BL = composto bloqueador

Figura 1.19 - Isocianatos bloqueados

1.2.3.6 - Prepolímeros - Os PUs podem ser obtidos por processos em uma etapa, no qual todas as matérias primas são misturadas simultaneamente; ou processos em duas etapas, em que se faz a reação prévia do poliol, normalmente com excesso de isocianato formando um prepolímero com terminação NCO (Figura 1.21). O teor de NCO livre do prepolímero é dado pela relação isocianato/poliol (NCO/OH) utilizada. Quando a relação NCO/OH é muito superior ao dobro da estequiométrica, o produto resultante, denominado semi- ou quasi-prepolímero, possui grande excesso de isocianato livre não reagido, que aumenta a sua toxidade, e sofre restrições em muitas aplicações, principalmente com os isocianatos mais voláteis (Tabela 1.2). Na segunda etapa do processo ocorre a formação dos poliuretanos e poliuretanos/uréias de alto peso molecular pela reação dos prepolímeros terminados em NCO com dióis, diaminas, ou umidade do ar; e com os agentes de cura mais o restante do poliol, no caso dos quasi-prepolímeros.

Figura 1.21 - Reação de obtenção de prepolímero

Os prepolímeros são geralmente líquidos viscosos, fabricados em batelada em reatores agitados.
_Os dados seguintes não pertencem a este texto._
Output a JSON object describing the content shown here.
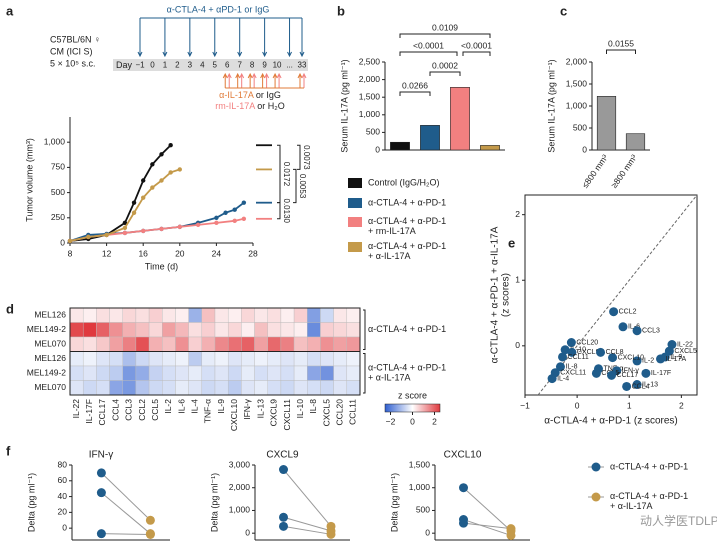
{
  "panels": [
    "a",
    "b",
    "c",
    "d",
    "e",
    "f"
  ],
  "schematic": {
    "strain": "C57BL/6N ♀",
    "model": "CM (ICI S)",
    "dose": "5 × 10⁵ s.c.",
    "treatment": "α-CTLA-4 + αPD-1 or IgG",
    "day_label": "Day",
    "days": [
      "−1",
      "0",
      "1",
      "2",
      "3",
      "4",
      "5",
      "6",
      "7",
      "8",
      "9",
      "10",
      "...",
      "33"
    ],
    "anti": "α-IL-17A",
    "anti_ctrl": " or IgG",
    "rm": "rm-IL-17A",
    "rm_ctrl": " or H₂O"
  },
  "watermark": "动人学医TDLP",
  "chart_data": [
    {
      "type": "line",
      "xlabel": "Time (d)",
      "ylabel": "Tumor volume (mm³)",
      "xlim": [
        8,
        28
      ],
      "xticks": [
        8,
        12,
        16,
        20,
        24,
        28
      ],
      "ylim": [
        0,
        1250
      ],
      "yticks": [
        0,
        250,
        500,
        750,
        {
          "value": 1000,
          "label": "1,000"
        }
      ],
      "series": [
        {
          "color": "#111111",
          "x": [
            8,
            10,
            12,
            14,
            15,
            16,
            17,
            18,
            19
          ],
          "values": [
            20,
            40,
            80,
            200,
            400,
            620,
            780,
            880,
            970
          ]
        },
        {
          "color": "#1f5c8b",
          "x": [
            8,
            10,
            12,
            14,
            16,
            18,
            20,
            22,
            24,
            25,
            26,
            27
          ],
          "values": [
            20,
            80,
            90,
            100,
            120,
            140,
            160,
            200,
            250,
            300,
            330,
            400
          ]
        },
        {
          "color": "#f28080",
          "x": [
            8,
            10,
            12,
            14,
            16,
            18,
            20,
            22,
            24,
            26,
            27
          ],
          "values": [
            20,
            60,
            80,
            100,
            120,
            140,
            160,
            180,
            200,
            220,
            240
          ]
        },
        {
          "color": "#c49a4a",
          "x": [
            8,
            10,
            12,
            14,
            15,
            16,
            17,
            18,
            19,
            20
          ],
          "values": [
            20,
            60,
            80,
            150,
            300,
            450,
            550,
            620,
            700,
            730
          ]
        }
      ],
      "annotations": [
        "0.0172",
        "0.0073",
        "0.0130",
        "0.0053"
      ]
    },
    {
      "type": "bar",
      "ylabel": "Serum IL-17A (pg ml⁻¹)",
      "ylim": [
        0,
        2500
      ],
      "yticks": [
        0,
        500,
        {
          "value": 1000,
          "label": "1,000"
        },
        {
          "value": 1500,
          "label": "1,500"
        },
        {
          "value": 2000,
          "label": "2,000"
        },
        {
          "value": 2500,
          "label": "2,500"
        }
      ],
      "series": [
        {
          "name": "Control (IgG/H₂O)",
          "color": "#111111",
          "values": [
            220
          ]
        },
        {
          "name": "α-CTLA-4 + α-PD-1",
          "color": "#1f5c8b",
          "values": [
            700
          ]
        },
        {
          "name": "α-CTLA-4 + α-PD-1 + rm-IL-17A",
          "color": "#f28080",
          "values": [
            1780
          ]
        },
        {
          "name": "α-CTLA-4 + α-PD-1 + α-IL-17A",
          "color": "#c49a4a",
          "values": [
            130
          ]
        }
      ],
      "annotations": [
        "0.0266",
        "0.0002",
        "<0.0001",
        "<0.0001",
        "0.0109"
      ]
    },
    {
      "type": "bar",
      "ylabel": "Serum IL-17A (pg ml⁻¹)",
      "categories": [
        "≤800 mm³",
        "≥800 mm³"
      ],
      "values": [
        1220,
        370
      ],
      "color": "#999999",
      "ylim": [
        0,
        2000
      ],
      "yticks": [
        0,
        500,
        {
          "value": 1000,
          "label": "1,000"
        },
        {
          "value": 1500,
          "label": "1,500"
        },
        {
          "value": 2000,
          "label": "2,000"
        }
      ],
      "annotations": [
        "0.0155"
      ]
    },
    {
      "type": "heatmap",
      "x": [
        "IL-22",
        "IL-17F",
        "CCL17",
        "CCL4",
        "CCL3",
        "CCL2",
        "CCL5",
        "IL-2",
        "IL-6",
        "IL-4",
        "TNF-α",
        "IL-9",
        "CXCL10",
        "IFN-γ",
        "IL-13",
        "CXCL9",
        "CXCL11",
        "IL-10",
        "IL-8",
        "CXCL5",
        "CCL20",
        "CCL11"
      ],
      "y": [
        "MEL126",
        "MEL149-2",
        "MEL070",
        "MEL126",
        "MEL149-2",
        "MEL070"
      ],
      "row_groups": [
        "α-CTLA-4 + α-PD-1",
        "α-CTLA-4 + α-PD-1 + α-IL-17A"
      ],
      "values": [
        [
          0.3,
          0.2,
          0.4,
          0.3,
          0.5,
          0.4,
          0.6,
          0.3,
          0.2,
          -1.2,
          0.8,
          0.3,
          0.2,
          0.5,
          0.3,
          0.4,
          0.2,
          0.6,
          -1.5,
          -0.6,
          0.3,
          0.2
        ],
        [
          2.3,
          2.5,
          2.0,
          1.4,
          1.0,
          0.8,
          0.5,
          1.2,
          0.9,
          0.4,
          0.6,
          0.3,
          0.5,
          0.2,
          0.8,
          0.4,
          0.3,
          0.2,
          -1.8,
          0.6,
          0.5,
          0.4
        ],
        [
          0.5,
          0.4,
          0.7,
          1.2,
          1.6,
          2.2,
          1.0,
          0.8,
          1.4,
          0.6,
          1.0,
          1.5,
          1.8,
          2.0,
          1.2,
          1.9,
          1.6,
          0.8,
          1.0,
          1.4,
          1.2,
          1.3
        ],
        [
          -0.3,
          -0.2,
          -0.4,
          -0.5,
          -1.0,
          -0.6,
          -0.4,
          -0.3,
          -0.2,
          -0.8,
          -0.3,
          -0.2,
          -0.4,
          -0.3,
          -0.2,
          -0.3,
          -0.4,
          -0.3,
          -0.5,
          -0.4,
          -0.3,
          -0.2
        ],
        [
          -0.5,
          -0.4,
          -0.6,
          -0.8,
          -1.6,
          -1.3,
          -0.7,
          -0.5,
          -0.4,
          -0.3,
          -0.5,
          -0.4,
          -0.6,
          -0.3,
          -0.5,
          -0.4,
          -0.5,
          -0.3,
          -1.4,
          -1.7,
          -0.4,
          -0.3
        ],
        [
          -0.4,
          -0.6,
          -0.5,
          -1.4,
          -1.6,
          -0.9,
          -0.6,
          -0.5,
          -0.3,
          -0.4,
          -0.6,
          -0.5,
          -0.8,
          -0.4,
          -0.3,
          -0.5,
          -0.6,
          -0.4,
          -0.5,
          -0.6,
          -0.4,
          -0.5
        ]
      ],
      "colorbar_title": "z score",
      "zlim": [
        -2.5,
        2.5
      ],
      "zticks": [
        {
          "value": -2,
          "label": "−2"
        },
        0,
        2
      ],
      "colors": [
        "#2f5fd0",
        "#ffffff",
        "#e0393e"
      ]
    },
    {
      "type": "scatter",
      "xlabel": "α-CTLA-4 + α-PD-1 (z scores)",
      "ylabel": "α-CTLA-4 + α-PD-1 + α-IL-17A",
      "ylabel2": "(z scores)",
      "color": "#1f5c8b",
      "xlim": [
        -1,
        2.3
      ],
      "xticks": [
        {
          "value": -1,
          "label": "−1"
        },
        0,
        1,
        2
      ],
      "ylim": [
        -0.75,
        2.3
      ],
      "yticks": [
        0,
        1,
        2
      ],
      "labels": [
        "CCL2",
        "IL-6",
        "CCL3",
        "IL-22",
        "CXCL5",
        "IL-9",
        "IL-17A",
        "IL-2",
        "IL-17F",
        "IL-13",
        "CCL20",
        "IL-10",
        "CXCL9",
        "CCL11",
        "CXCL10",
        "CCL8",
        "IL-8",
        "TNF-α",
        "IFN-γ",
        "CXCL11",
        "CCL5",
        "CCL17",
        "IL-4",
        "CCL4"
      ],
      "x": [
        0.7,
        0.88,
        1.15,
        1.82,
        1.77,
        1.69,
        1.6,
        1.15,
        1.32,
        1.15,
        -0.11,
        -0.23,
        -0.1,
        -0.28,
        0.68,
        0.45,
        -0.32,
        0.41,
        0.76,
        -0.42,
        0.37,
        0.66,
        -0.48,
        0.95
      ],
      "values": [
        0.52,
        0.29,
        0.23,
        0.02,
        -0.08,
        -0.17,
        -0.2,
        -0.23,
        -0.42,
        -0.59,
        0.05,
        -0.06,
        -0.1,
        -0.17,
        -0.18,
        -0.1,
        -0.32,
        -0.35,
        -0.38,
        -0.41,
        -0.42,
        -0.45,
        -0.5,
        -0.62
      ]
    },
    {
      "type": "paired",
      "title": "IFN-γ",
      "ylabel": "Delta (pg ml⁻¹)",
      "ylim": [
        -15,
        80
      ],
      "yticks": [
        0,
        20,
        40,
        60,
        80
      ],
      "series": [
        {
          "name": "α-CTLA-4 + α-PD-1",
          "color": "#1f5c8b",
          "values": [
            70,
            45,
            -7
          ]
        },
        {
          "name": "α-CTLA-4 + α-PD-1 + α-IL-17A",
          "color": "#c49a4a",
          "values": [
            10,
            -7,
            -8
          ]
        }
      ]
    },
    {
      "type": "paired",
      "title": "CXCL9",
      "ylabel": "Delta (pg ml⁻¹)",
      "ylim": [
        -300,
        3000
      ],
      "yticks": [
        0,
        {
          "value": 1000,
          "label": "1,000"
        },
        {
          "value": 2000,
          "label": "2,000"
        },
        {
          "value": 3000,
          "label": "3,000"
        }
      ],
      "series": [
        {
          "color": "#1f5c8b",
          "values": [
            2800,
            700,
            300
          ]
        },
        {
          "color": "#c49a4a",
          "values": [
            300,
            100,
            -50
          ]
        }
      ]
    },
    {
      "type": "paired",
      "title": "CXCL10",
      "ylabel": "Delta (pg ml⁻¹)",
      "ylim": [
        -150,
        1500
      ],
      "yticks": [
        0,
        500,
        {
          "value": 1000,
          "label": "1,000"
        },
        {
          "value": 1500,
          "label": "1,500"
        }
      ],
      "series": [
        {
          "color": "#1f5c8b",
          "values": [
            1000,
            300,
            220
          ]
        },
        {
          "color": "#c49a4a",
          "values": [
            50,
            -50,
            100
          ]
        }
      ]
    }
  ]
}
Inicialmente faz-se a adição a frio do diisocianato e do poliol, nas proporções previamente determinadas para a obtenção do teor de NCO livre desejado. A reação é conduzida em atmosfera inerte e em ausência de água, na temperatura de no máximo 100oC para evitar a formação de ligações cruzadas alofanato e biureto (Capítulo 1.3.1). Para aumentar a estabilidade do prepolímero durante a estocagem adicionam-se estabilizadores ácidos como cloreto de benzoíla, cloreto de acetila ou ácido p-tolueno sulfônico. A presença de diisocianato não reagido aumenta a toxidade do produto e a sua remoção pode ser feita por destilação a vácuo.
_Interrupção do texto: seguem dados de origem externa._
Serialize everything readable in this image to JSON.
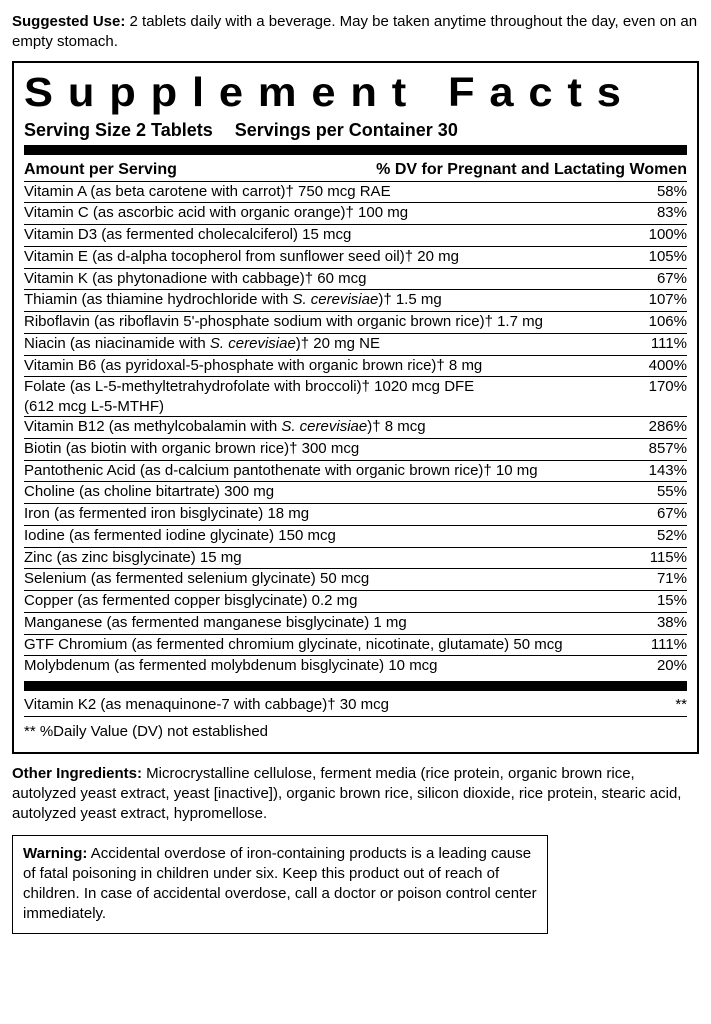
{
  "intro": {
    "label": "Suggested Use:",
    "text": " 2 tablets daily with a beverage. May be taken anytime throughout the day, even on an empty stomach."
  },
  "panel": {
    "title": "Supplement Facts",
    "serving_size_label": "Serving Size 2 Tablets",
    "servings_per_label": "Servings per Container 30",
    "head_left": "Amount per Serving",
    "head_right": "% DV for Pregnant and Lactating Women",
    "rows": [
      {
        "name": "Vitamin A  (as beta carotene with carrot)† 750 mcg RAE",
        "dv": "58%"
      },
      {
        "name": "Vitamin C (as ascorbic acid with organic orange)† 100 mg",
        "dv": "83%"
      },
      {
        "name": "Vitamin D3 (as fermented cholecalciferol) 15 mcg",
        "dv": "100%"
      },
      {
        "name": "Vitamin E (as d-alpha tocopherol from sunflower seed oil)† 20 mg",
        "dv": "105%"
      },
      {
        "name": "Vitamin K (as phytonadione with cabbage)† 60 mcg",
        "dv": "67%"
      },
      {
        "name": "Thiamin (as thiamine hydrochloride with <i>S. cerevisiae</i>)† 1.5 mg",
        "dv": "107%"
      },
      {
        "name": "Riboflavin (as riboflavin 5'-phosphate sodium with organic brown rice)† 1.7 mg",
        "dv": "106%"
      },
      {
        "name": "Niacin (as niacinamide with <i>S. cerevisiae</i>)† 20 mg NE",
        "dv": "111%"
      },
      {
        "name": "Vitamin B6 (as pyridoxal-5-phosphate with organic brown rice)† 8 mg",
        "dv": "400%"
      },
      {
        "name": "Folate (as L-5-methyltetrahydrofolate with broccoli)† 1020 mcg DFE",
        "dv": "170%",
        "sub": "(612 mcg L-5-MTHF)"
      },
      {
        "name": "Vitamin B12 (as methylcobalamin with <i>S. cerevisiae</i>)† 8 mcg",
        "dv": "286%"
      },
      {
        "name": "Biotin (as biotin with organic brown rice)† 300 mcg",
        "dv": "857%"
      },
      {
        "name": "Pantothenic Acid (as d-calcium pantothenate with organic brown rice)† 10 mg",
        "dv": "143%"
      },
      {
        "name": "Choline (as choline bitartrate) 300 mg",
        "dv": "55%"
      },
      {
        "name": "Iron (as fermented iron bisglycinate) 18 mg",
        "dv": "67%"
      },
      {
        "name": "Iodine (as fermented iodine glycinate) 150 mcg",
        "dv": "52%"
      },
      {
        "name": "Zinc (as zinc bisglycinate) 15 mg",
        "dv": "115%"
      },
      {
        "name": "Selenium (as fermented selenium glycinate) 50 mcg",
        "dv": "71%"
      },
      {
        "name": "Copper (as fermented copper bisglycinate) 0.2 mg",
        "dv": "15%"
      },
      {
        "name": "Manganese (as fermented manganese bisglycinate) 1 mg",
        "dv": "38%"
      },
      {
        "name": "GTF Chromium (as fermented chromium glycinate, nicotinate, glutamate) 50 mcg",
        "dv": "111%"
      },
      {
        "name": "Molybdenum (as fermented molybdenum bisglycinate) 10 mcg",
        "dv": "20%"
      }
    ],
    "rows2": [
      {
        "name": "Vitamin K2 (as menaquinone-7 with cabbage)† 30 mcg",
        "dv": "**"
      }
    ],
    "footnote": "** %Daily Value (DV) not established"
  },
  "other": {
    "label": "Other Ingredients:",
    "text": " Microcrystalline cellulose, ferment media (rice protein, organic brown rice, autolyzed yeast extract, yeast [inactive]), organic brown rice, silicon dioxide, rice protein, stearic acid, autolyzed yeast extract, hypromellose."
  },
  "warning": {
    "label": "Warning:",
    "text": " Accidental overdose of iron-containing products is a leading cause of fatal poisoning in children under six. Keep this product out of reach of children. In case of accidental overdose, call a doctor or poison control center immediately."
  }
}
Existem diversos tipos comerciais de prepolímeros, fabricados com os diferentes tipos de isocianatos e polióis, possuindo teores de NCO livre, variando desde os mais elevados (20%) utilizados nos sistemas para fabricação de elastômeros microcelulares para solados de sapatos (Capítulo 4.8), até os com baixos teores (1 a 2%) usados em selantes (Capítulo 7.2) e adesivos termofundíveis (Capítulo 7.1) curados com umidade do ar. As propriedades dos PUs dependem da natureza das matérias primas utilizadas, e assim PUs usados em espumas e géis hidrofílicos podem ser produzidos a partir de prepolímeros fabricados com poli(óxidos de propileno/etileno) glicóis (PPGs) (Capítulo 1.4.1) contendo teor elevado de óxido de etileno na cadeia. Por outro lado polióis hidrofóbicos como o PBLH (Capítulo 1.4.5) dão origem a PUs com características hidrofóbicas.
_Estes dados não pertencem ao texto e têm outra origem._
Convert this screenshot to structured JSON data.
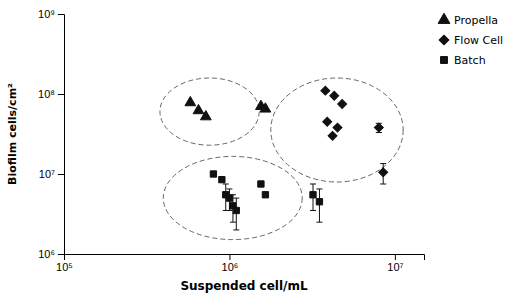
{
  "chart_data": {
    "type": "scatter",
    "xlabel": "Suspended cell/mL",
    "ylabel": "Biofilm cells/cm²",
    "log": true,
    "legend": "right",
    "xlim": [
      100000.0,
      15000000.0
    ],
    "ylim": [
      1000000.0,
      1000000000.0
    ],
    "xticks": [
      {
        "value": 100000.0,
        "label": "10⁵"
      },
      {
        "value": 1000000.0,
        "label": "10⁶"
      },
      {
        "value": 10000000.0,
        "label": "10⁷"
      }
    ],
    "yticks": [
      {
        "value": 1000000.0,
        "label": "10⁶"
      },
      {
        "value": 10000000.0,
        "label": "10⁷"
      },
      {
        "value": 100000000.0,
        "label": "10⁸"
      },
      {
        "value": 1000000000.0,
        "label": "10⁹"
      }
    ],
    "series": [
      {
        "name": "Propella",
        "marker": "triangle",
        "color": "#111111",
        "x": [
          580000.0,
          650000.0,
          720000.0,
          1550000.0,
          1650000.0
        ],
        "values": [
          78000000.0,
          62000000.0,
          52000000.0,
          70000000.0,
          65000000.0
        ]
      },
      {
        "name": "Flow Cell",
        "marker": "diamond",
        "color": "#111111",
        "x": [
          3800000.0,
          4300000.0,
          4800000.0,
          3900000.0,
          4500000.0,
          4200000.0,
          8000000.0,
          8500000.0
        ],
        "values": [
          110000000.0,
          95000000.0,
          75000000.0,
          45000000.0,
          38000000.0,
          30000000.0,
          38000000.0,
          10500000.0
        ],
        "errors": [
          0,
          0,
          0,
          0,
          0,
          0,
          5000000.0,
          3000000.0
        ]
      },
      {
        "name": "Batch",
        "marker": "square",
        "color": "#111111",
        "x": [
          800000.0,
          900000.0,
          950000.0,
          1000000.0,
          1050000.0,
          1100000.0,
          1550000.0,
          1650000.0,
          3200000.0,
          3500000.0
        ],
        "values": [
          10000000.0,
          8500000.0,
          5500000.0,
          5000000.0,
          4000000.0,
          3500000.0,
          7500000.0,
          5500000.0,
          5500000.0,
          4500000.0
        ],
        "errors": [
          0,
          0,
          2000000.0,
          1500000.0,
          1500000.0,
          1500000.0,
          0,
          0,
          2000000.0,
          2000000.0
        ]
      }
    ],
    "ellipses": [
      {
        "center_log10": [
          5.88,
          7.78
        ],
        "radius_log10": [
          0.3,
          0.42
        ],
        "color": "#666666",
        "line_style": "dashed"
      },
      {
        "center_log10": [
          6.02,
          6.7
        ],
        "radius_log10": [
          0.42,
          0.52
        ],
        "color": "#666666",
        "line_style": "dashed"
      },
      {
        "center_log10": [
          6.65,
          7.55
        ],
        "radius_log10": [
          0.4,
          0.65
        ],
        "color": "#666666",
        "line_style": "dashed"
      }
    ]
  }
}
Em muitas aplicações, como nos elastômeros moldados por vazamento (Capítulo 6.2), a viscosidade dos prepolímeros, que depende da natureza química e do teor de NCO livre, é muito importante na processabilidade. Prepolímeros com maior teor de NCO livre possuem menor viscosidade devido ao menor peso molecular, e o efeito solvente do isocianato livre. A reatividade dos prepolímeros depende do isocianato utilizado e os fabricados com MDI são mais reativos. O TDI e IPDI, que possuem grupos NCO diferentes, formam prepolímeros que possuem o NCO menos reativo na extremidade. Isto minimiza a reação do prepolímero formado com poliol ainda não reagido (Figura 1.21), evitando a formação de macromoléculas com alto peso molecular, o que resulta numa distribuição mais estreita de pesos moleculares e menor viscosidade. Outro fator que acarreta aumento na viscosidade é a formação de ligações cruzadas alofanato, favorecida por temperaturas acima de 60-80oC, e catalisada por resíduos alcalinos, que podem estar presentes em polióis poliéteres. Prepolímeros, feitos com o TMXDI, possuem viscosidade bastante baixa devido ao impedimento estérico no grupo NCO ligado a átomo de carbono terciário, que impede a formação de ligações alofanato, mesmo quando processados em temperaturas de 125oC.